As the entire procession returned from the cathedral, the empty 1902 State Landau leading the way (the royal couple will be in it on the day). It took only six minutes to pass me.
Security. Police were everywhere, lining Trafalgar Square, facing the crowds (as they will be on the wedding day) but sneaking looks at the horses anyway.
"Whose is that camera up there?" Asked a police captain to an American crew, pointing to the top of a building on the square. (It was British.) "Will all you people be here on the day? All right: I will need you to tell me about any faces you don't recognize."

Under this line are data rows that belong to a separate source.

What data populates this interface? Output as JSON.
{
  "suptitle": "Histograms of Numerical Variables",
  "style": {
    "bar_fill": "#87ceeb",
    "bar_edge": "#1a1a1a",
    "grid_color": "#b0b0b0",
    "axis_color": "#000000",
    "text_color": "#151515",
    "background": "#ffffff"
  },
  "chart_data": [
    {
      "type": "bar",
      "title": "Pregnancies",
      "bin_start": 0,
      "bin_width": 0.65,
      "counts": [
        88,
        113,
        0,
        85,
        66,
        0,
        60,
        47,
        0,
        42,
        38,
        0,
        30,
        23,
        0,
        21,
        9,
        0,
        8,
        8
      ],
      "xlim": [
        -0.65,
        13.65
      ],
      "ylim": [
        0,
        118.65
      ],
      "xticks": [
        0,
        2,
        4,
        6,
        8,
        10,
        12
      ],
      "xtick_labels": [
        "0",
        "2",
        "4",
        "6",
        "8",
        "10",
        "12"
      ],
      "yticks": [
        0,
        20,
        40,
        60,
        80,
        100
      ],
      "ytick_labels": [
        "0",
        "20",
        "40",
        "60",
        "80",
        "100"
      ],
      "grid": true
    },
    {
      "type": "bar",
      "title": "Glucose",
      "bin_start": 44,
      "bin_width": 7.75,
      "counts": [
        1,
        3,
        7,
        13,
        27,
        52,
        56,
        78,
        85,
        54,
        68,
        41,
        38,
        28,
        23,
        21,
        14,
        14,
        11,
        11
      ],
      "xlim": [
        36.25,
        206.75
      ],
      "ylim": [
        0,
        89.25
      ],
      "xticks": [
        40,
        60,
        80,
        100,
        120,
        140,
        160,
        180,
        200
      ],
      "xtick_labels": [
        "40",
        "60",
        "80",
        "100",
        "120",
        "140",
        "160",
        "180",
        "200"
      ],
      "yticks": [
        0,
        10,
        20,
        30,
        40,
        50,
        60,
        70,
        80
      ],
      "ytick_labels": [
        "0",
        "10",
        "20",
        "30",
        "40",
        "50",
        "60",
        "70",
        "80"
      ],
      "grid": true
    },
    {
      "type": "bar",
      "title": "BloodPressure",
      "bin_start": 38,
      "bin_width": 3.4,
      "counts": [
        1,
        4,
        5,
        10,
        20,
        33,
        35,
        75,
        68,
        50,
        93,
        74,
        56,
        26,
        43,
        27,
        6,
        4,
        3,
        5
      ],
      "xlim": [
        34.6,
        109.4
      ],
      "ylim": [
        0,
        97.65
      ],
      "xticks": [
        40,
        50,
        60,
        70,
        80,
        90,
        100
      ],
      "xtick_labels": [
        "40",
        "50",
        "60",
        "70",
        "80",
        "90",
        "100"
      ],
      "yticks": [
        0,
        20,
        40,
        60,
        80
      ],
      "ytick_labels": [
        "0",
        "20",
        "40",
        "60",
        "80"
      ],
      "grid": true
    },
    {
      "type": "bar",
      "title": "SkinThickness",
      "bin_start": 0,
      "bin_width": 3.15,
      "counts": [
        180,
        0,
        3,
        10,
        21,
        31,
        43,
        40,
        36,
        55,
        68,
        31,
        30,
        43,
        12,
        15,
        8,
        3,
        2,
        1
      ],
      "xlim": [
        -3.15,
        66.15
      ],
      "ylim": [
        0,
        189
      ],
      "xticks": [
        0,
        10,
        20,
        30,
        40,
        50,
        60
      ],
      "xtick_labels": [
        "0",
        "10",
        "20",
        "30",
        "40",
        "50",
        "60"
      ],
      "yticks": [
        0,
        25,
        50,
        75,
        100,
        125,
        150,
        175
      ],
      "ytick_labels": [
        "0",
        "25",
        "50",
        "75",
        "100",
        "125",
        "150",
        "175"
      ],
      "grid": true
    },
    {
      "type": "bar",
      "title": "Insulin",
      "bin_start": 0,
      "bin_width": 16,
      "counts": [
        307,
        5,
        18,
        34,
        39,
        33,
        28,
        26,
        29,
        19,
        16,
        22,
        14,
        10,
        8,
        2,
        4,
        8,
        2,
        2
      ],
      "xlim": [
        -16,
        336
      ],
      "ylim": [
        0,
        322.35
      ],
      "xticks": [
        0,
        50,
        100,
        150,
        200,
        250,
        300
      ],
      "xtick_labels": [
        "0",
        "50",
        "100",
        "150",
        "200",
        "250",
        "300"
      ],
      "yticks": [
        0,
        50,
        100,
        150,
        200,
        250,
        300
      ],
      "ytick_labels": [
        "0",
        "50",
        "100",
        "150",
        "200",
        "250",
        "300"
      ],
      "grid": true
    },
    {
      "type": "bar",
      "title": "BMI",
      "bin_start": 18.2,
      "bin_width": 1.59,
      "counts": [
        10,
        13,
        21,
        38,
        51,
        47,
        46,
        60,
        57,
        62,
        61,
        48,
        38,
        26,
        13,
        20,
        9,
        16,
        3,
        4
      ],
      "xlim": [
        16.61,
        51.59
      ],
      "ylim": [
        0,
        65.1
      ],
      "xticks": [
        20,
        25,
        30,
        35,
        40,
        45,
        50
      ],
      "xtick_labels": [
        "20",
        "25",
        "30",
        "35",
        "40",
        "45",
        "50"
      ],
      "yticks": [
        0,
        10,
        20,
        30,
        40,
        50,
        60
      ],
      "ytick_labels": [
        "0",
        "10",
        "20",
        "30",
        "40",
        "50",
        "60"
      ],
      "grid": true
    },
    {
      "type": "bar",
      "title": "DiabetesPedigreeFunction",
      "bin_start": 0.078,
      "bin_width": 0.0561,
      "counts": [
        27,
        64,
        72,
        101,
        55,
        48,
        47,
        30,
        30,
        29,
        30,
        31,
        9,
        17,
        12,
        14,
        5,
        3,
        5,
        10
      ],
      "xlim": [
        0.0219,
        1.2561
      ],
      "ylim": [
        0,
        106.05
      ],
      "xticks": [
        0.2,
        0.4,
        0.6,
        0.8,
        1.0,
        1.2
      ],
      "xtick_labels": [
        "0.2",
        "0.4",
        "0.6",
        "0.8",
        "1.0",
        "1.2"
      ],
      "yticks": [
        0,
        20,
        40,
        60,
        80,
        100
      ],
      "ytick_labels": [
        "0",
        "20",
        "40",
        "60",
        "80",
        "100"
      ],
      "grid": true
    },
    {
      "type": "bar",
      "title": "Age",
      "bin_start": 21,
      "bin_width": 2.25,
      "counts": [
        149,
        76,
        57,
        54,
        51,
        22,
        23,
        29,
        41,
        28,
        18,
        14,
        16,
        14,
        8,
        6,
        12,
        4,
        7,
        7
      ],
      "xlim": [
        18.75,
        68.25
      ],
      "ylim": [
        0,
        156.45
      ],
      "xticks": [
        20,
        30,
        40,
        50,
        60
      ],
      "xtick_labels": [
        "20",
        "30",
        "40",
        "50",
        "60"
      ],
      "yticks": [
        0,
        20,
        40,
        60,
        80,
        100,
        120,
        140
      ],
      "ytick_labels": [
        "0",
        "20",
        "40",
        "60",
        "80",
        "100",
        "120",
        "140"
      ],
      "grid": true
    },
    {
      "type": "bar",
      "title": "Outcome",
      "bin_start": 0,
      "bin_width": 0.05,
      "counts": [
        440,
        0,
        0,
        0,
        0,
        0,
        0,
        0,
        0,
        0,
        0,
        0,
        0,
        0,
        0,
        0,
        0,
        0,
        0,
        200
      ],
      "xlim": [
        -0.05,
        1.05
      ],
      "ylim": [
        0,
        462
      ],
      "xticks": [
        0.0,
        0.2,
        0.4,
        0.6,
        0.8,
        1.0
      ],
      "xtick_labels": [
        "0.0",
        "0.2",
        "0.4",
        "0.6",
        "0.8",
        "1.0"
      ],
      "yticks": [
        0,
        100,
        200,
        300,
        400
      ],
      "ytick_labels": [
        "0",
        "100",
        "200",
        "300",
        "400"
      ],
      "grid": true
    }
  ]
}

He spotted my green tie with Irish harps on it I happened to have bought in Dublin. "Don't wear anything like that on the day," he said, only half-joking. "We home in on anything like that."
The possibility of violence or even attempted assassinations by the Provisional wing of the Illegal Irish Republican Army rev mains only too worrying to police and armed forces.
Every building on the procession route has been visited by police, spokesmen say. Names of people who have to work on the day have been submitted. Doors onto the route will be locked.
Police dogs will help search selected buildings on the day. Police have asked onlookers to report anything suspicious to the nearest policeman at once.
(Police "Notes for Guidance of Spectators" also advise: "Don't bring chairs, stools, or boxes to stand on. . . . Don't bring camping fires or camp beds . . . . Do remember, "thieves love crowds . . . .' Do beware of street photographers after huge profits, street traders offering amazing bargains, and street gamesters suggesting chances to easy money through gambling.)
Thousands of extra police are on duty around the city. Battersea Park, on the south bank of the River Thames has been turned into a police camp, under strict security.